If you set it up right, it wouldn't devalue the regular season much at all. If you made it 16 teams with automatic bids to all 11 conference champions, the you have to either win your conference (regular season obviously is the ultimate decider in that) or you have to be one of the top 5 at large teams, which almost always will mean losing no more than 2 games.
Plus, if you set it up that way, you'd have teams from the MAC, Sun Belt, WAC, and CUSA in the tournament, which would place a whole lot of value on getting one of the top 4 seeds. Usually you couldn't lose more than 1 game at most and still get one of those freebie games.
Then if you mix in letting the first rounds be played at home sites of the top 8 seeds, you'd put even more emphasis on the regular season.

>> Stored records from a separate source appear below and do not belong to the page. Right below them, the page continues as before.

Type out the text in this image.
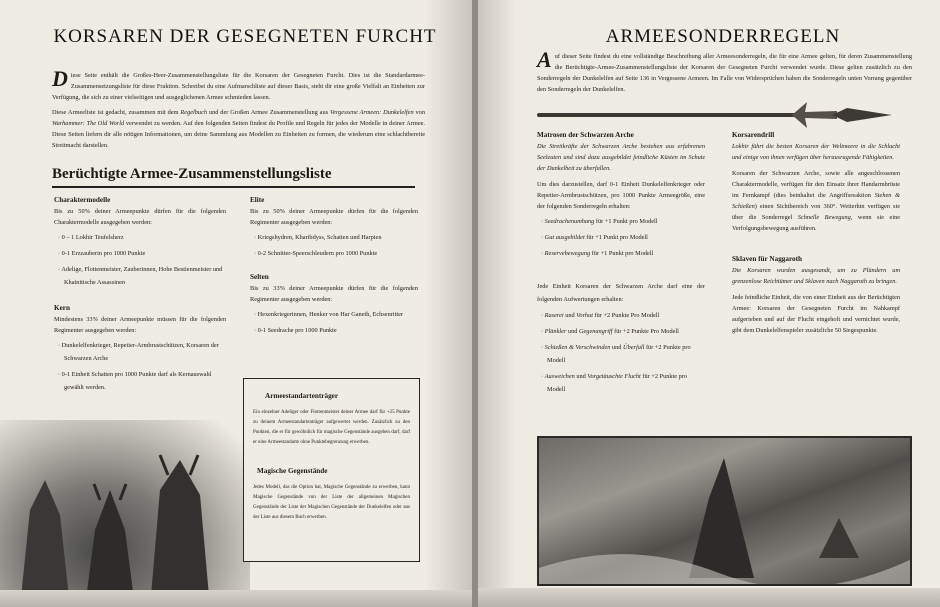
KORSAREN DER GESEGNETEN FURCHT

Diese Seite enthält die Großes-Heer-Zusammenstellungsliste für die Korsaren der Gesegneten Furcht. Dies ist die Standardarmee-Zusammensetzungsliste für diese Fraktion. Schreibst du eine Aufmarschliste auf dieser Basis, steht dir eine große Vielfalt an Einheiten zur Verfügung, die sich zu einer vielseitigen und ausgeglichenen Armee schmieden lassen.

Diese Armeeliste ist gedacht, zusammen mit dem Regelbuch und der Großen Armee Zusammenstellung aus Vergessene Armeen: Dunkelelfen von Warhammer: The Old World verwendet zu werden. Auf den folgenden Seiten findest du Profile und Regeln für jedes der Modelle in deiner Armee. Diese Seiten liefern dir alle nötigen Informationen, um deine Sammlung aus Modellen zu Einheiten zu formen, die wiederum eine schlachtbereite Streitmacht darstellen.

Berüchtigte Armee-Zusammenstellungsliste
Charaktermodelle

Bis zu 50% deiner Armeepunkte dürfen für die folgenden Charaktermodelle ausgegeben werden:

· 0 – 1 Lokhir Teufelsherz
· 0-1 Erzzauberin pro 1000 Punkte
· Adelige, Flottenmeister, Zauberinnen, Hohe Bestienmeister und Khainitische Assassinen
Kern

Mindestens 33% deiner Armeepunkte müssen für die folgenden Regimenter ausgegeben werden:

· Dunkelelfenkrieger, Repetier-Armbrustschützen, Korsaren der Schwarzen Arche
· 0-1 Einheit Schatten pro 1000 Punkte darf als Kernauswahl gewählt werden.
Elite

Bis zu 50% deiner Armeepunkte dürfen für die folgenden Regimenter ausgegeben werden:

· Kriegshydren, Kharibdyss, Schatten und Harpien
· 0-2 Schnitter-Speerschleudern pro 1000 Punkte
Selten

Bis zu 33% deiner Armeepunkte dürfen für die folgenden Regimenter ausgegeben werden:

· Hexenkriegerinnen, Henker von Har Ganeth, Echsenritter
· 0-1 Seedrache pro 1000 Punkte
Armeestandartenträger

Ein einzelner Adeliger oder Flottenmeister deiner Armee darf für +25 Punkte zu deinem Armeestandartenträger aufgewertet werden. Zusätzlich zu den Punkten, die er für gewöhnlich für magische Gegenstände ausgeben darf, darf er eine Armeestandarte ohne Punktebegrenzung erwerben.

Magische Gegenstände

Jedes Modell, das die Option hat, Magische Gegenstände zu erwerben, kann Magische Gegenstände von der Liste der allgemeinen Magischen Gegenstände der Liste der Magischen Gegenstände der Dunkelelfen oder aus der Liste aus diesem Buch erwerben.

ARMEESONDERREGELN

Auf dieser Seite findest du eine vollständige Beschreibung aller Armeesonderregeln, die für eine Armee gelten, für deren Zusammenstellung die Berüchtigte-Armee-Zusammenstellungsliste der Korsaren der Gesegneten Furcht verwendet wurde. Diese gelten zusätzlich zu den Sonderregeln der Dunkelelfen auf Seite 136 in Vergessene Armeen. Im Falle von Widersprüchen haben die Sonderregeln unten Vorrang gegenüber den Sonderregeln der Dunkelelfen.

Matrosen der Schwarzen Arche

Die Streitkräfte der Schwarzen Arche bestehen aus erfahrenen Seeleuten und sind dazu ausgebildet feindliche Küsten im Schutz der Dunkelheit zu überfallen.

Um dies darzustellen, darf 0-1 Einheit Dunkelelfenkrieger oder Repetier-Armbrustschützen, pro 1000 Punkte Armeegröße, eine der folgenden Sonderregeln erhalten:

· Seedrachenumhang für +1 Punkt pro Modell
· Gut ausgebildet für +1 Punkt pro Modell
· Reservebewegung für +1 Punkt pro Modell

Jede Einheit Korsaren der Schwarzen Arche darf eine der folgenden Aufwertungen erhalten:

· Raserei und Vorhut für +2 Punkte Pro Modell
· Plänkler und Gegenangriff für +2 Punkte Pro Modell
· Schießen & Verschwinden und Überfall für +2 Punkte pro Modell
· Ausweichen und Vorgetäuschte Flucht für +2 Punkte pro Modell
Korsarendrill

Lokhir führt die besten Korsaren der Weltmeere in die Schlacht und einige von ihnen verfügen über herausragende Fähigkeiten.

Korsaren der Schwarzen Arche, sowie alle angeschlossenen Charaktermodelle, verfügen für den Einsatz ihrer Handarmbrüste im Fernkampf (dies beinhaltet die Angriffsreaktion Stehen & Schießen) einen Sichtbereich von 360°. Weiterhin verfügen sie über die Sonderregel Schnelle Bewegung, wenn sie eine Verfolgungsbewegung ausführen.

Sklaven für Naggaroth

Die Korsaren wurden ausgesandt, um zu Plündern um grenzenlose Reichtümer und Sklaven nach Naggaroth zu bringen.

Jede feindliche Einheit, die von einer Einheit aus der Berüchtigten Armee: Korsaren der Gesegneten Furcht im Nahkampf aufgerieben und auf der Flucht eingeholt und vernichtet wurde, gibt dem Dunkelelfenspieler zusätzliche 50 Siegespunkte.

Let's take just last year as a hypothetical. If you played that scenario out, here is what you'd have in the bracket:
1 Auburn (SEC Champ)
16 Florida International (Sun Belt Champ)
8 Arkansas (at large)
9 Michigan State (at large)
4 Standford (at large)
13 Central Florida (CUSA Champ)
5 Wisconsin (Big 10 Champ)
12 Virginia Tech (ACC Champ)
2 Oregon (Pac 10 Champ)
15 Miami (OH) (MAC Champ)
7 Oklahoma (Big 12 Champ)
10 Boise State (WAC Champ)
3 TCU (MWC Champ)
14 Connecticut (Big East Champ)
6 Ohio State (at large)
11 LSU (at large)
Just in this bracket, Arkansas would've played their way into the bracket with their win over LSU. Alabama blowing the lead against Auburn knocked them out of the bracket. LSU cost themselves a first round host and possibly a match with UCF by losing to Arkansas. Boise cost themselves a home game and a shot at UCF with their loss to Nevada late in the season.
Had Auburn or Oregon lost a late season game, they may have fallen all the way to a match up with Virginia Tech in the opening round rather than FIU or Miami (OH).
Also, in this bracket, no at large team has more than 2 losses. Missouri, Oklahoma State, Nevada, and Alabama would be the 4 teams that finished just outside the last at large spot. Nebraska would've lost their chance with the Big 12 title loss. Just some thoughts. Obviously, you can take more losses and have an off day, but you can't take very many.
Ultimately, college football's regular season would have more games that mattered. The last weekend of the year, the only games that mattered were Auburn-SC and Oregon-Oregon State. No other game had any implications. The week before, the same thing with those two teams.